John, Paul and Say's Law

I've followed, with a great deal of interest, the debate between John Cochrane and Paul Krugman. I have a lot in common with both of them.

I agree with Paul that, for the most part, the IS-LM model provides the right answer to policy questions. I agree with John, that we have learned a lot since 1955, when Paul Samuelson invented the Neo-classical synthesis.

But there were a couple of ideas in the General Theory that have been buried by MIT macro. The first, and most important, is that high unemployment is an equilibrium. Repeat after me. E-Q-U-I-L-I-B-R-I-U-M. The second is that animal spirits are an independent causal factor that determines which equilibrium the private economy will select.

Let me ask a simple question that you should feel free to answer. And do please also try to guess the PK and JC answers. (To answer this question, you will need to arm yourself with a knowledge of the textbook IS-LM model. A good introduction would be Greg Mankiw's textbook or, the book I learned from, the intermediate text by Dornbusch, Fischer and Starz.)
Figure 1

Start from a world with no inflation, and no expected inflation. Suppose that the IS curve intersects the LM curve at a position where the interest rate on T-Bills is 5% and unemployment is 4.4%. This is pretty much where we were in December of 2006, as depicted in Figure 1. (Yes I know the zero expected inflation assumption is not quite right, but thats a bell and a whistle).

If you measure Real GDP (equal to real income) by dividing nominal GDP by the money wage (as I do here and as Keynes advised in the GT) you may plot the stationary value of GDP in wage units on the horizontal axis. That will be at 95% of its maximum value. (Incidentally, this is not synonymous with GDP deflated by the price level, even in a one-good economy).

Now suppose that the IS curve shifts to the left as a consequence of a crash in house prices caused by a loss of confidence that prices will continue to keep going up. Suppose that there is no corrective fiscal action and that the Fed allows the interest rate to fall by lowering interest rates as GDP collapses.  

The textbook theory says that we will slowly track down the LM curve, and as people lose their jobs, demand will fall, supply will fall, and we will end up at a new lower level equilibrium. The key word here is equilibrium. This is the prediction of the Hicks-Hansen model before it was polluted by Samuelson’s neoclassical synthesis. That's pretty much what happened between December of 2006 and September of 2008, and thats what I show in Figure 2.

Figure 2:
Now suppose that the initial drop in asset values gets much much worse as the crash in house values hits the balance sheets of financial institutions.  Initially, those institutions were baled-out by the treasury but after the collapse of Lehman Brothers, US financial institutions were left to fend for themselves. The situation, post Lehman Brothers, is depicted in Figure 3.
Figure 3:
Ok. Here’s the question.

If the Fed keeps the interest rate at zero, and IF ANIMAL SPIRITS REMAIN PESSIMISTIC: What will happen to GDP, the interest rate, inflation and real wages, once we have reached the new lower steady state (Y3 on Figure 3)? My answer is nothing. Repeat after me. N-O-T-H-I-N-G.
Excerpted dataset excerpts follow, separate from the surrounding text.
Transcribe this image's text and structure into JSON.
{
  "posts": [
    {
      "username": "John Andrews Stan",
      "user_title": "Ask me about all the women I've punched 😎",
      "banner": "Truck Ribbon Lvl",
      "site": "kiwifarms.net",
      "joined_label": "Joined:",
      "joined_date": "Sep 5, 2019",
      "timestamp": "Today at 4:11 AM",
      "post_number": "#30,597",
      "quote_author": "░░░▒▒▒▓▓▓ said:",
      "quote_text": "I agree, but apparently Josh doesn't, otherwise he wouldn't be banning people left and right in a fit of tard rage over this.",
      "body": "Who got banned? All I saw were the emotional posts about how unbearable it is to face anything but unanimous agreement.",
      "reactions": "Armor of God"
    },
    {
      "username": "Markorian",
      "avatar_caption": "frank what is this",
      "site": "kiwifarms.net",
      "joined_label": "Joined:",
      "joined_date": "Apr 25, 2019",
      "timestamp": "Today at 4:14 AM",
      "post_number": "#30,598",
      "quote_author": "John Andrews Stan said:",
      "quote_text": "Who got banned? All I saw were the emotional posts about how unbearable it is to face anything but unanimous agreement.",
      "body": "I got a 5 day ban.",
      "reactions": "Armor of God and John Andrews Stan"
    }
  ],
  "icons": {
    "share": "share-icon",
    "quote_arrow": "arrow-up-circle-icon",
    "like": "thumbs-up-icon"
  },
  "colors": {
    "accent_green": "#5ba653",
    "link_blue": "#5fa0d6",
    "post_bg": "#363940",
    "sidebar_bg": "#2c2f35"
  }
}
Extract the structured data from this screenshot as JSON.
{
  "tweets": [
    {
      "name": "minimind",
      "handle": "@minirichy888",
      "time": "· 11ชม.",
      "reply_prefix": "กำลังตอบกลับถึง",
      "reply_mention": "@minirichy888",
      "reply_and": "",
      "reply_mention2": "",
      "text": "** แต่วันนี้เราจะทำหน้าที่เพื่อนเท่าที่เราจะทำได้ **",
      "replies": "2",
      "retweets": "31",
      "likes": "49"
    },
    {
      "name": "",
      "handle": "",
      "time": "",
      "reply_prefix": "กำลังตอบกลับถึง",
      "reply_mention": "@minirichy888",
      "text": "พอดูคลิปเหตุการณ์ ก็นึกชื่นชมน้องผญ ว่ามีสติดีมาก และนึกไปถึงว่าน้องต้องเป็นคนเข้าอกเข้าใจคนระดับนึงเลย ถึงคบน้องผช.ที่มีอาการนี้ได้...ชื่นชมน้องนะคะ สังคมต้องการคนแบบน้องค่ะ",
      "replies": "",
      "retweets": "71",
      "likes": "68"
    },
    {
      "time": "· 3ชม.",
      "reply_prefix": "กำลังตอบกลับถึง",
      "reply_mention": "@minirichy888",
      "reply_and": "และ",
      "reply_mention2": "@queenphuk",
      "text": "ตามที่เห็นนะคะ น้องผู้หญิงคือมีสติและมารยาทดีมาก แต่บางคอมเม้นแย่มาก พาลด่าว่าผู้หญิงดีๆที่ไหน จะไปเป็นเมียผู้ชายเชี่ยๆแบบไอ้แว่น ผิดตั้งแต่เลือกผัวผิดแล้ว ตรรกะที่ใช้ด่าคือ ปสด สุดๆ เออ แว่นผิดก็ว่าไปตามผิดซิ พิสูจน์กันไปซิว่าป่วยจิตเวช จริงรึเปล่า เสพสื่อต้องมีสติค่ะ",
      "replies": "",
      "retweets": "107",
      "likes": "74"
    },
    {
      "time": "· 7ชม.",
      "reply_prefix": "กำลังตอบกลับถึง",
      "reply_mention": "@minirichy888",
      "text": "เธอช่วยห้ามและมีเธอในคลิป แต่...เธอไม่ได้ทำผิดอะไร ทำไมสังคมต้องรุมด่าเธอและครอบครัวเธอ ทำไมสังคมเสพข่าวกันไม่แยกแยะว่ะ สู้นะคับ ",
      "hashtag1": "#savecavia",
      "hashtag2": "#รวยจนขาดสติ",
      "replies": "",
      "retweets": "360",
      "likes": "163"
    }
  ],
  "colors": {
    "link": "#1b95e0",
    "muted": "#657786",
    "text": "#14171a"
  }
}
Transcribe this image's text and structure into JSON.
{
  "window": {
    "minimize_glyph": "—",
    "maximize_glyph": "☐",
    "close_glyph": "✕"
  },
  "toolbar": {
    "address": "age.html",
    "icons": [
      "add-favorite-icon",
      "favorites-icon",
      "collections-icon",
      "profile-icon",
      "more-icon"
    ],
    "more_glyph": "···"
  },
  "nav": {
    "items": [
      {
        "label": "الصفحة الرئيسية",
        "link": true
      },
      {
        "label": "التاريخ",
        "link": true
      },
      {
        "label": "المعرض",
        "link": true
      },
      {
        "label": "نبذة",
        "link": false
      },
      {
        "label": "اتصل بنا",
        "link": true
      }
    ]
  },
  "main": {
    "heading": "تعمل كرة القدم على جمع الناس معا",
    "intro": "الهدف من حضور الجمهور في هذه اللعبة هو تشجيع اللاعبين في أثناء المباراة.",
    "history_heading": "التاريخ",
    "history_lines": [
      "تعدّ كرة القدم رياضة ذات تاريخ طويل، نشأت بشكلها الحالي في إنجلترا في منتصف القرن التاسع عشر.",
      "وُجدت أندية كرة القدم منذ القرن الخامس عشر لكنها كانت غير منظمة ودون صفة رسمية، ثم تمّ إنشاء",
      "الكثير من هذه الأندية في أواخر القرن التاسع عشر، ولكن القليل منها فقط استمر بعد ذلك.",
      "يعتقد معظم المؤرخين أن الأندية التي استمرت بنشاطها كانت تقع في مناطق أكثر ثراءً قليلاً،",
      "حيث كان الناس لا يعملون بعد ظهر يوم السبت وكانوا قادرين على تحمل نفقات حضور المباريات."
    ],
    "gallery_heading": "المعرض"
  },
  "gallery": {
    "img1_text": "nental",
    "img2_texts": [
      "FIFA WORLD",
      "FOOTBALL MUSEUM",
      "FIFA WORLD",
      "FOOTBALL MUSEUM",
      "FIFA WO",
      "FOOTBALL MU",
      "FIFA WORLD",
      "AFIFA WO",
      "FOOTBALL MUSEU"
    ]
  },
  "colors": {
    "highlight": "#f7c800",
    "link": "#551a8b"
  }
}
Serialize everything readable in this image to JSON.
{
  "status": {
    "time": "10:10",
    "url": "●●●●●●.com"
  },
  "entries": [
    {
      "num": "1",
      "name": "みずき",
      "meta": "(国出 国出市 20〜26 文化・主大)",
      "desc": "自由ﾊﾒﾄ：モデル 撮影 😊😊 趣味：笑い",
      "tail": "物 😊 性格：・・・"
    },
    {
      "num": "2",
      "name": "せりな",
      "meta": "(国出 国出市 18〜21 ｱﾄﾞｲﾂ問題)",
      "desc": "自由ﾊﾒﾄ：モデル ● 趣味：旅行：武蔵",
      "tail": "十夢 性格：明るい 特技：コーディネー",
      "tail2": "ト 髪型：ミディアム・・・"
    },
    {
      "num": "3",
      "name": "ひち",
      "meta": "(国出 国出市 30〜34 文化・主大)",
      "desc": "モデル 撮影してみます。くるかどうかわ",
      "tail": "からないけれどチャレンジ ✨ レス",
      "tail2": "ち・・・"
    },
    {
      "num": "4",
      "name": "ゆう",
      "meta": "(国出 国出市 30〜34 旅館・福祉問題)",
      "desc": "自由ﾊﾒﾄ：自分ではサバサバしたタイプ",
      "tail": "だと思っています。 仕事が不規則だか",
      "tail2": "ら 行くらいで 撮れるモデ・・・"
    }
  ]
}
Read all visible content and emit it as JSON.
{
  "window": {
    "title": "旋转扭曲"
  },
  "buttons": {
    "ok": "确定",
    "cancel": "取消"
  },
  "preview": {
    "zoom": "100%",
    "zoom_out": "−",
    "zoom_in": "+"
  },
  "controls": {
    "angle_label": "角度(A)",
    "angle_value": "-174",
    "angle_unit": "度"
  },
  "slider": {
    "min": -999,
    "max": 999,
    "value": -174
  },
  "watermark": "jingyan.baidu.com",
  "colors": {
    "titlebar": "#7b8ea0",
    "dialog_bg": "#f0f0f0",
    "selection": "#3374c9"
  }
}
Long before it became fashionable, I made the distinction between old Keynesian and new Keynesian economics. Using my definition, old Keynesians would assert that there are many steady state unemployment rates. In contrast, new Keynesians view high unemployment as a disequilibrium caused by sticky prices. They agree with John that there is a unique natural rate of unemployment, determined by supply side factors, and that the private economy is gravitating towards that rate. They disagree on the speed of adjustment and in the role of government in achieving that adjustment.

It ain't so. There is no natural rate of unemployment in the sense that Friedman used that term. But by accepting some version of the Neo-classical synthesis,  both John and Paul are agreeing that Say’s Law holds in the long run. Supply creates its own demand. By accepting Samuelson’s interpretation of the GT, Paul is playing in John’s backyard. 

If we don't accept the MIT worldview: how do we reconcile Keynesian economics with Walras? My answer explained here, is that multiple equilibria arise as a result of missing factor markets. I explain WHY there can be multiple equilibria where there is no incentive for firms to change wages and prices. High unemployment, in the absence of a recovery in animal spirits, is an equilibrium in the sense in which physicists use this term. This  is not rocket science. But you do have to read my work, rather than assume you know what it says, in order to get this point.